改訂新版 世界大百科事典 「フォトセセッション」の意味・わかりやすい解説
フォト・セセッション
Photo Secession
1902年,A.スティーグリッツによって設立された写真集団。単に〈セセッション〉ともいう。彼は,当時建築や美術で展開された新しい芸術運動である〈ゼツェッシオン〉に刺激されて,写真芸術の独自の確立を目ざした自らの運動を〈フォト・セセッション〉と名づけた。他のメンバーは,バロックJohon G.Bullock,ダイアーWilliam B.Dyer,ユージンFrank Eugene(1865-1936),フューギュDallet Fuguet,ケーゼビアGertrude Käsebier,キーリーJoseph T.Keiley,レッドフィールドRobert S.Redfield,ワトソン・シュッツEva Watson-Schütze,E.スタイケン,スターリングEdmund Stirling,ストラウスJohn Francis Strauss,ホワイトClarence H.White(1871-1925)らである。

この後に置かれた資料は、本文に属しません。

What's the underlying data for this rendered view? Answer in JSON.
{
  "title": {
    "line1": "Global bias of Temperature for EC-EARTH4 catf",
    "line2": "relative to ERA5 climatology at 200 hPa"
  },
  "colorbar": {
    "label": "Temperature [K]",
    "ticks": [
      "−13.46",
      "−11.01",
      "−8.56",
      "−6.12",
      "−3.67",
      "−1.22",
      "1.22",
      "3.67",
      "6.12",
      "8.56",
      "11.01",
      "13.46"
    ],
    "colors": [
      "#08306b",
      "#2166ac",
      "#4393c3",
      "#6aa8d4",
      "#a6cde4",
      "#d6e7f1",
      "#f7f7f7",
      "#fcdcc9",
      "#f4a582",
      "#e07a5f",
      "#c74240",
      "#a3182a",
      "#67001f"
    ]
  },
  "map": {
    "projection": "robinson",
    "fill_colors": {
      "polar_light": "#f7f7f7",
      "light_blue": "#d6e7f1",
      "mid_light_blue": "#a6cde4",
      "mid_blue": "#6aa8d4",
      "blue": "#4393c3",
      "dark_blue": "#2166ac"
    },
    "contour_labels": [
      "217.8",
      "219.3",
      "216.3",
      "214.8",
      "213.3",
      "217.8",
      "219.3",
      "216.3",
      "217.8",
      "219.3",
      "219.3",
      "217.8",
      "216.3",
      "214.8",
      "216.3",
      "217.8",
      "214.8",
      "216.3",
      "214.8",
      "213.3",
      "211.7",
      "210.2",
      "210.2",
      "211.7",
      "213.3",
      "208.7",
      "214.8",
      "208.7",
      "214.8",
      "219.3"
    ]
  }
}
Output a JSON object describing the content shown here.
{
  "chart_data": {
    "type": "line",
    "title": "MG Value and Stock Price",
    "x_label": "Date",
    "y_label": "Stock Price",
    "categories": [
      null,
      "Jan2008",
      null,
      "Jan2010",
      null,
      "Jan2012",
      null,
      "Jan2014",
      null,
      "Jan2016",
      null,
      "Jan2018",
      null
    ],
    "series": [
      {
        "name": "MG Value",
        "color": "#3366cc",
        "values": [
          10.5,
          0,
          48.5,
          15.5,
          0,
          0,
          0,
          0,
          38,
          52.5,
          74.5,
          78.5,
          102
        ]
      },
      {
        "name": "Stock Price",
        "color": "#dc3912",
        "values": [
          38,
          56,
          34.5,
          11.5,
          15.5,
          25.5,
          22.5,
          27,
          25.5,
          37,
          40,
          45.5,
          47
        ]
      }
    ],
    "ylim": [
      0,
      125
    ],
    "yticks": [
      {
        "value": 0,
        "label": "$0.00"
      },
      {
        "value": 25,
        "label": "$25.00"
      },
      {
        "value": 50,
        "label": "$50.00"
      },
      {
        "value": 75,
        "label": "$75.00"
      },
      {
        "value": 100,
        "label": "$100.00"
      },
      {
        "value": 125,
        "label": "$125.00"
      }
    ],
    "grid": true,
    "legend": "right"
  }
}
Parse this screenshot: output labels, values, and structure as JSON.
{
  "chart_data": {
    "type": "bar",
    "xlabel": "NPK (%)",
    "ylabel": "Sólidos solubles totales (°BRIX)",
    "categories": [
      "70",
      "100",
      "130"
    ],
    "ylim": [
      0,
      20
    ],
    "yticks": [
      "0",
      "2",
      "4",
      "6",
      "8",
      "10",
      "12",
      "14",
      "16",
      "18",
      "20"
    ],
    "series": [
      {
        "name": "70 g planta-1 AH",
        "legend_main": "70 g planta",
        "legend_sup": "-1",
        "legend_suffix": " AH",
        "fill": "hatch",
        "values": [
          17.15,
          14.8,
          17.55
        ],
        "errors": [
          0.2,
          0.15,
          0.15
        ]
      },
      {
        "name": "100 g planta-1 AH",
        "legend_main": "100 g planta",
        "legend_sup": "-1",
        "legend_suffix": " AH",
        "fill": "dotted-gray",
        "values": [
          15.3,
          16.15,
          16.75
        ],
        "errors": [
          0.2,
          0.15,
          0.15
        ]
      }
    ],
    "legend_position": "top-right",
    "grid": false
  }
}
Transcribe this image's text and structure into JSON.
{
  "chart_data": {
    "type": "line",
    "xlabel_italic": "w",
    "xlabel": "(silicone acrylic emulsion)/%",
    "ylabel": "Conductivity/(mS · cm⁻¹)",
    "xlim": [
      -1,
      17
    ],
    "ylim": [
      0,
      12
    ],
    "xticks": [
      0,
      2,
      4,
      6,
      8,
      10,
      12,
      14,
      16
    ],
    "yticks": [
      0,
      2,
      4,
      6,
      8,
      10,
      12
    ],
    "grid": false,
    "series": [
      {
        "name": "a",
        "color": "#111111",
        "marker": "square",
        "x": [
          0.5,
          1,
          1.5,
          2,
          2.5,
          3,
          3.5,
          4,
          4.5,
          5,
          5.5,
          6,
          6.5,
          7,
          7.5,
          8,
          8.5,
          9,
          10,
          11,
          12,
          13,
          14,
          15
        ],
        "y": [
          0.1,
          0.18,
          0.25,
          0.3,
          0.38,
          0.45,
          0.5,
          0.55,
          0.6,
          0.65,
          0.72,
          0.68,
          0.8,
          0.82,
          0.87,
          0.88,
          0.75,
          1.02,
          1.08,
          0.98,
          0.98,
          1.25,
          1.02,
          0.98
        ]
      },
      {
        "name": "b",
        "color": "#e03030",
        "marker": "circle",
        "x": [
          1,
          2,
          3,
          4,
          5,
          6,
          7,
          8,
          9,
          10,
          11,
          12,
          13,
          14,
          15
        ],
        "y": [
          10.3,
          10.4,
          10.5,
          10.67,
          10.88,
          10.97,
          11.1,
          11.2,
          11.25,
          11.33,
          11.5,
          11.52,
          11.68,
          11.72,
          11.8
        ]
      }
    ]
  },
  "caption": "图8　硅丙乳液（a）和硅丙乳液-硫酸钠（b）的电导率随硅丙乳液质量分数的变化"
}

彼らは,絵画に追従して写真の芸術性を求める人たちに異議を唱え,写真はただ写真であることだけで十分に芸術でありうるということを主張した。ゴム印画法やオイル印画法などによる手を加えたピクトリアリズムの写真もストレートな写真も,その技法ゆえに芸術性をうんぬんすることではなく,そこになんらかの芸術的な感動を呼び起こすものがあるかどうかということだけが重要であると考えた。機関誌《カメラ・ワークCamera Work》を発行し,フォト・グラビアによる写真を掲載,独自の芸術論を展開した。また小ギャラリー(ニューヨークの五番街291番地にあったため〈291ギャラリー〉と呼ばれた)を運営し,アメリカにおけるモダン・アートの拠点ともなった。